# some advice



## just ducky (Apr 27, 2005)

Guys,
I'm from Michigan, and have been coming out for several years duck hunting in early October. With the mild winters the last few years, we've noticed the pheasants really coming back in the area we go to (Lamoure, Logan, McIntosh, Dickey Counties), and this year we intend to combine hunting pheasants/sharptails with our duck hunting.

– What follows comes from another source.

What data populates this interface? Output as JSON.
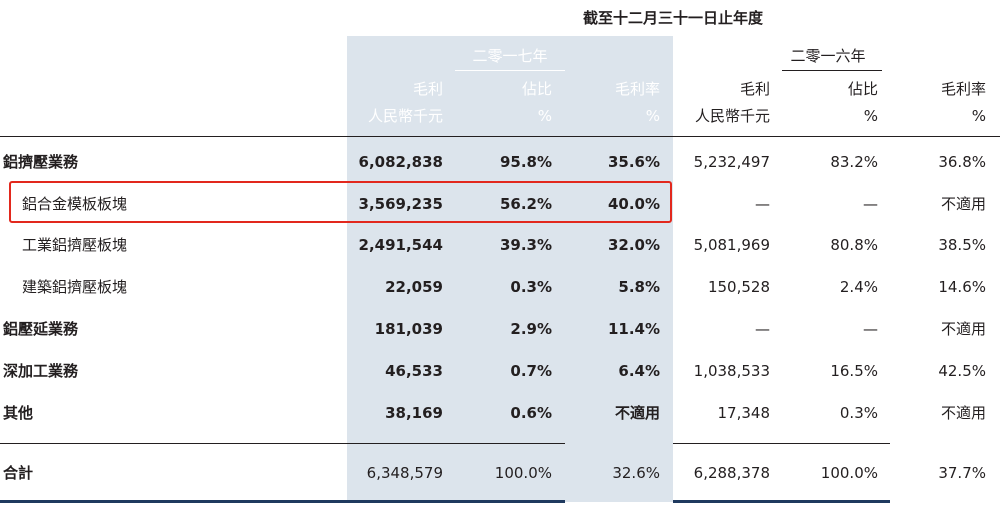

I've hunted pheasants here for over 40 years, but our habitat is so different than yours in that you have large open spaces with draws and ravines versus the smaller fields and brushy woodlots we have here. My question is tactics. We will be hunting with one or two labs (duck dogs). We see and hear a lot of birds at some of the WPA potholes we hunt, as well as in the higher grasslands. Since we aren't really prepared to properly hunt pheasants in wide open spaces, would you advise us to stick to the ravines/draws near crop fields and/or the cattails around the potholes? I know there are a lot of opinions, but just looking for your thoughts. Thanks guys.


----------



## Bob Kellam (Apr 8, 2004)

Cattail sloughs and heavy cover CRP in mid to late season will produce roosters, Sharpies will be on the edges of the grain field/upland boundaries. Ravines and draws will produce both if there is cover. Locate the water in the area and work out from there.

Bob


----------



## curty (Sep 18, 2003)

Ducky.... You will find that hunting pheasants here will be quite easy. They will be everywhere. Large plots, sloughs, crp, small areas, (cattails when the pressure is on should be productive). Good luck


----------



## Rick Acker (Sep 26, 2002)

Just find a small to medium slough in a corn field or bean field adjacent to CRP and it will most likely be great hunting...


----------



## just ducky (Apr 27, 2005)

Thanks guys. We've kicked both pheasants and sharptails up while walking into some of the potholes we duck hunt. I just didn't know if the pheasants would frequent different types of habitat than they do here in MI because it's so wide open out there compared to here. I was concerned that we'd just be running them around and never getting a shot. But it sounds like we should hunt pretty similar to how we hunt them here. We don't have Sharptails, so that will be a new experience for us. We haven't bothered to spend the extra $100 in past years for a non-resident upland license, but with the birds coming back up in that area of the state, I think we'll go ahead and hunt them this fall. I know the South Central part of the state isn't the prime area, but trust me...there are a lot more birds there than ANYWHERE here. So we'll be happy to get a couple. Thanks again.


----------



## Rick Acker (Sep 26, 2002)

A little tip for you...When working a slough with water in it...Send a couple of guys w/dog walking one way and 2 other guys w/dog walking the other way...The two groups will meet at some point and that is when the action happens sometimes...Make sure you are hunting with people that like you! This way birds are less likely to sneak out a side...You just round them up right into each other...This works really well late in the season to switch things up!


----------



## just ducky (Apr 27, 2005)

Rick Acker said:


> A little tip for you...When working a slough with water in it...Send a couple of guys w/dog walking one way and 2 other guys w/dog walking the other way...The two groups will meet at some point and that is when the action happens sometimes...Make sure you are hunting with people that like you! This way birds are less likely to sneak out a side...You just round them up right into each other...This works really well late in the season to switch things up!


Thanks Rick. I've used similar tactics here sometimes, but with so few birds here, it hardly ever pays off. It will be kind of fun to hunt where we know there is a decent population. Thanks.


----------